Back to East Passyunk today, for lunch at Royal Tavern, a hipster haunt shadier than Michael Vick's "water bottle." It's a dive bar if you've ever seen one (which is ironic since a joint called Dive Bar is right next door), brought to you by Dave Frank and Stephen Simons, the dudes behind Khyber and the Cantina a few blocks down. This grungy gastropub is all dark wood and moody lighting, like something out of the '30s noir flick playing on the overhead TV, but instead of gangsters and femme fatales, it's host to art students and Miami Ink extras sipping Yards, chatting about gallery openings and damning the smoking ban (Michael Nutter wouldn't last two seconds inside this place). If you're not tatted-up, be prepared to feel a little like Ugly Betty schlepping into Mode. You won't have a Golden Globe to show for your balls, but you will have a happy stomach--and liver--filled with Royal's elevated bar food and beer menu. Fiery mango-habanero and violet chipotle BBQ sauces transform crisp and meaty wings into something more than a beer companion. The Angus burger is just fine, but is eclipsed by the meatloaf sandwich, two slabs of moist comfort crowned with fried onions, sharp provolone, bacon, and mushrooms on cloud-like ciabatta. For dessert, there's vanilla-pecan layer cake or sweet potato cheesecake, but wouldn't you rather a chocolate stout or raspberry-infused Lindemans Framboise? It's five o'clock somewhere.

937 East Passyunk Avenue
215-389-6694
http://www.royaltavern.com/

*Thanks to readers for enlightening me about the finer points of the dive bar, which readers are contending Royal--though dark and a lil dirty--is not. Some true dive bars readers are digging include: McGlinchey's, Dirty Franks, Doobies, Locust Bar, Locust Rendezvous, Tressle Inn, Bob & Barbara's, and Ministry of Infortmation. No matter how Royal Tavern's classified, that meatloaf is worth a trip.

4 comments:

Anonymous said...

Good description of the fare at Royal Tavern. And I would absolutely agree it's a "hipster haunt," but it's hardly a dive. That's an insult to real dive bars, which, in fact, are great places to hangout.

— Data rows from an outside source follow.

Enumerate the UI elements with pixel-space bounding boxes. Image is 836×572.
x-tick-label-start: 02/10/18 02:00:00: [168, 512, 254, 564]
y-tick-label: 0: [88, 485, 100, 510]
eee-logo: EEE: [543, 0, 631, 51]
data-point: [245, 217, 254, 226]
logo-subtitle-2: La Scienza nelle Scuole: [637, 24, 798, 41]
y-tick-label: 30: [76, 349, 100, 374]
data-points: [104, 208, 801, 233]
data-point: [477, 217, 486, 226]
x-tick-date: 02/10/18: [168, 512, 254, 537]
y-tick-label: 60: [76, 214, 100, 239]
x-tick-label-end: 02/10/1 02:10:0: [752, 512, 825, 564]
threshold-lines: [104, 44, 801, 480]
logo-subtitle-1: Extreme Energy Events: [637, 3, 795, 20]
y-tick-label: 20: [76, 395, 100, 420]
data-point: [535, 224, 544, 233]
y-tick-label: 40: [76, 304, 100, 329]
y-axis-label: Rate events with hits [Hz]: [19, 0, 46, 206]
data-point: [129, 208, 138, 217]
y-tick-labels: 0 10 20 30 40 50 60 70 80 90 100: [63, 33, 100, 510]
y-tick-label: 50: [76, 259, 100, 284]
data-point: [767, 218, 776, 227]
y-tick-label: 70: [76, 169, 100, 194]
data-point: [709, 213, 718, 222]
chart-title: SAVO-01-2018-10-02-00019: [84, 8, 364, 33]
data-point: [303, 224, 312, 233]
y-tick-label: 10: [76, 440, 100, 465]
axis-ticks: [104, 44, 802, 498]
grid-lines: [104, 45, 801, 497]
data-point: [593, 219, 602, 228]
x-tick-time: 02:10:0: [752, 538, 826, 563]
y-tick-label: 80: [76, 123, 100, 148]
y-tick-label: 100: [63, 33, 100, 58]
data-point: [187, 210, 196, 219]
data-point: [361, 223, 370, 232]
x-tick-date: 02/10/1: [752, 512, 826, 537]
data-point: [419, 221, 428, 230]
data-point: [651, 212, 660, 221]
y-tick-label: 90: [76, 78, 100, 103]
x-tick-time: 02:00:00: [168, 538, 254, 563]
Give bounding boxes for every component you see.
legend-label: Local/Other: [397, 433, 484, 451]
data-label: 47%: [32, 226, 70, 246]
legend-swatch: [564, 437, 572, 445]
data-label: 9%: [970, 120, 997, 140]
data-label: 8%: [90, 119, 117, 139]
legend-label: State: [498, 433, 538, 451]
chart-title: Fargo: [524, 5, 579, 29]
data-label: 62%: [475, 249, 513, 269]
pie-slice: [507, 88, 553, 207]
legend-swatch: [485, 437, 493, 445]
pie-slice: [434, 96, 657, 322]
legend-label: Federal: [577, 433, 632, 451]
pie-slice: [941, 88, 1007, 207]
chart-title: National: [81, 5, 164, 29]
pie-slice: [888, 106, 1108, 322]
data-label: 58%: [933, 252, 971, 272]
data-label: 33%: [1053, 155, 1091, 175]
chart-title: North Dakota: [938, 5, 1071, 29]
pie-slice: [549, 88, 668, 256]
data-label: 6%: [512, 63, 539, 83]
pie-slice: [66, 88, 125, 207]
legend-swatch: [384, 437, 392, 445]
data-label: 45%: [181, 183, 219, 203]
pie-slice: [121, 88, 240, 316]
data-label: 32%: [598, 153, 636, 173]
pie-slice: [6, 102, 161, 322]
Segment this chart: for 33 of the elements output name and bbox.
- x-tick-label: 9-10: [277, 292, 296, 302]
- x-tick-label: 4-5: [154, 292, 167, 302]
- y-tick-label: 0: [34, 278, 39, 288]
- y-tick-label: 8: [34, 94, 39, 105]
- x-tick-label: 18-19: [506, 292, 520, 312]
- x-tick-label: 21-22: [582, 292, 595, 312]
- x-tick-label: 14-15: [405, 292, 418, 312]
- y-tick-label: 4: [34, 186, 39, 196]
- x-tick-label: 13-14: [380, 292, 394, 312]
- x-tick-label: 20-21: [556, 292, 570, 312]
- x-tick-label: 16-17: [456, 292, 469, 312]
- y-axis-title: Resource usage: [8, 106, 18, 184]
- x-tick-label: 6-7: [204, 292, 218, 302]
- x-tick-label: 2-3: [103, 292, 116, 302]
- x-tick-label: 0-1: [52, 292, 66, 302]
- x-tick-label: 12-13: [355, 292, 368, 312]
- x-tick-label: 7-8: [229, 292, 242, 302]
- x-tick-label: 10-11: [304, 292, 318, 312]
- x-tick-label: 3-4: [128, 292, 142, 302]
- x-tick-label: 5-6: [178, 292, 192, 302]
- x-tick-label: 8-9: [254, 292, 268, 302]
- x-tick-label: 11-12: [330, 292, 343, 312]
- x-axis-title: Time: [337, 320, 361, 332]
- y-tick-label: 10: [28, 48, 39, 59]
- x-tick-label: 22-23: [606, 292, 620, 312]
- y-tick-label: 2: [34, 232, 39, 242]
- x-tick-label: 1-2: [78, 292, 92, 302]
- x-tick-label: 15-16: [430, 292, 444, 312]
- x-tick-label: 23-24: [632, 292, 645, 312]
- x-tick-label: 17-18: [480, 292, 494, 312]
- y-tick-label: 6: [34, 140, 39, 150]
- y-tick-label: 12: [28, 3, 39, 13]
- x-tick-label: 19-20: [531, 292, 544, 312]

I can't remember any dive bars I've been to that served framboise or had such an aloof wait staff.

adam said...

Good call on the aloof staff (and the great food). I meant dive bar in the sense that Royal is dark and a little dingy. What would you say are the qualifications for dive bars? Size? Off the beaten path location? Everybody-knows-your-name staff? What are some of your favorites?

Anonymous said...

Me again,

About five years ago, I used to live across the street from the Locust Bar, 10th and Locust streets. That's the place I always think of when I imagine a dive. It was dark, with wooden booths and wood paneling on the walls, reminded me of someplace you might find in the Poconos.
I have only been there once or twice since, so I don't know how it may have changed, but the bar had a really basic menu: hamburgers, roastbeef sandwiches, cheesesteaks and similar type stuff. It was really cheap, especially for Center City. The best was they sold grilled cheese sandwiches for like $3.75. And one night a week there was a special and the sandwiches were only like $3.25. Cracked me up.

Joe said...

I agree -- I think it does an injustice to the Royal to call it a dive. It's just not true. I'd say these are the types of bars that would be considered dives:

McGlinchey's
Dirty Frank's
Doobies
Locust Bar
Locust Rendevous
Tressle Inn
Bob & Barbara's
Ministry of Information

If someone is reviewing their food, it's a pretty good indication it's not a dive. I don't think size or location necessarily matters, just maybe a sense of dinginess. And cheap drinks are almost always a requirement.